In its blogpost, the company presented two initiatives under development: OpenAI Jobs Platform and OpenAI Certifications. These are dedicated job matching and training platforms that aim to disseminate AI skills and facilitate the matching of supply and demand. "We cannot eliminate the disruptive potential of technology. But what we can do is help more people become AI experts and connect them with companies that need their skills," reads the note signed by the Ceo of Applications Fidji Simo. The company founded by Sam Altman thus aims to offer a new channel to the labour market, with a solution designed to meet the challenges of the future.

Artificial intelligence is transforming the very structure of work, forcing rapid adaptation to tools that already belong to the present. Difficulties arise as much for jobseekers in an increasingly competitive market as for companies struggling to identify the right profile. Skills such as prompt engineering may soon become a widespread and transversal requirement, just as Microsoft Office has been in the past.

For OpenAI, which insists on the positive potential of technological progress, this transformation becomes a great opportunity. In collaboration with partners such as Walmart, John Deere, Accenture, but also institutions such as the Delaware governor's office, the San Francisco-based big tech aims to build a network capable of connecting different worlds and exploiting the possibilities offered by AI to the full.
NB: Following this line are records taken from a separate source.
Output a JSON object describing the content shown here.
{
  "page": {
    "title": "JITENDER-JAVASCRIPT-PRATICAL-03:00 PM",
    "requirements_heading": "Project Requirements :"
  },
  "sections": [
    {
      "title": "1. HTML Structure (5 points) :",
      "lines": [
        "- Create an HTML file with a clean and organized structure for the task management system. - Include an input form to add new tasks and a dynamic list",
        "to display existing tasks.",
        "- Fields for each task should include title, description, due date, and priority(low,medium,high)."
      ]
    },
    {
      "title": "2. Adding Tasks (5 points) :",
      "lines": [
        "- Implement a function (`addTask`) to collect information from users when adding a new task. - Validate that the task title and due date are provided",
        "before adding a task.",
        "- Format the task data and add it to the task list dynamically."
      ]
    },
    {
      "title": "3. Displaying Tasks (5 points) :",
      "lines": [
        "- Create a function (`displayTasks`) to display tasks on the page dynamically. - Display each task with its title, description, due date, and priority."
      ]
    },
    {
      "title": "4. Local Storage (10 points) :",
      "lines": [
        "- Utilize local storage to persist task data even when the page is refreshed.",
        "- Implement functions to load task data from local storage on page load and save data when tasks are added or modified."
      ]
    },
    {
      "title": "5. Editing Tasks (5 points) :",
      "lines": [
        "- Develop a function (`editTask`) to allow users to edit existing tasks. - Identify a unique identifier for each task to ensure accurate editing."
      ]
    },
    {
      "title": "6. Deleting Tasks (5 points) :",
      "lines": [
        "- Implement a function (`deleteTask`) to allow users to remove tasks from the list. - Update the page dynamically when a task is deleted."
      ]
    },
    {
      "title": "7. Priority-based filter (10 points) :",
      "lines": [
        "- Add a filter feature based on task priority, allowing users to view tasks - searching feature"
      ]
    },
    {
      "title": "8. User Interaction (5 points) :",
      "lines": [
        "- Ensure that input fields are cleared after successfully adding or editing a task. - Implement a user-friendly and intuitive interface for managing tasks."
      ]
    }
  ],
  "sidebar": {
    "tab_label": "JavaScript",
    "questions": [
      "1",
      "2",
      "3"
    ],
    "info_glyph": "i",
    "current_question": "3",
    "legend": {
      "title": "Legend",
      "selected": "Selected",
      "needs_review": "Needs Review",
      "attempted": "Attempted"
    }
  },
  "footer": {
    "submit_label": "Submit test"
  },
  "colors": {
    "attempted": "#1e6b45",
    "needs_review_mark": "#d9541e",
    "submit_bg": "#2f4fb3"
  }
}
In this scheme, OpenAI Certifications aims to guarantee the validity of the courses already started with the launch of OpenAI Academy. The company assures that the programmes of the new platform will be developed taking into account the limitations of previous experiences and will offer different levels of training and certification.

The unknowns and links with politics

It remains to be seen how other professional training and networking players will react: it is hard to imagine that a player like Linkedin, which already integrates AI functions into its services, will stand idly by. The artificial intelligence giant's new platform seems destined to clash with the social network of professionals par excellence, founded among others by Reid Hoffman, one of the first investors also of OpenAI. To intertwine the affair even more, LinkedIn is owned by Microsoft, the main backer of OpenAI itself.

The new projects were announced in conjunction with a meeting at the White House where President Trump summoned the heads of major tech companies, including Bill Gates, Tim Cook and Sam Altman. It is therefore not surprising that OpenAI's message also includes a reference to the US administration's efforts to promote the use of artificial intelligence. A reference that underlines the convergences between the technology sector and the priorities of Trump, described by Altman as a 'pro-business' and 'pro-innovation' president.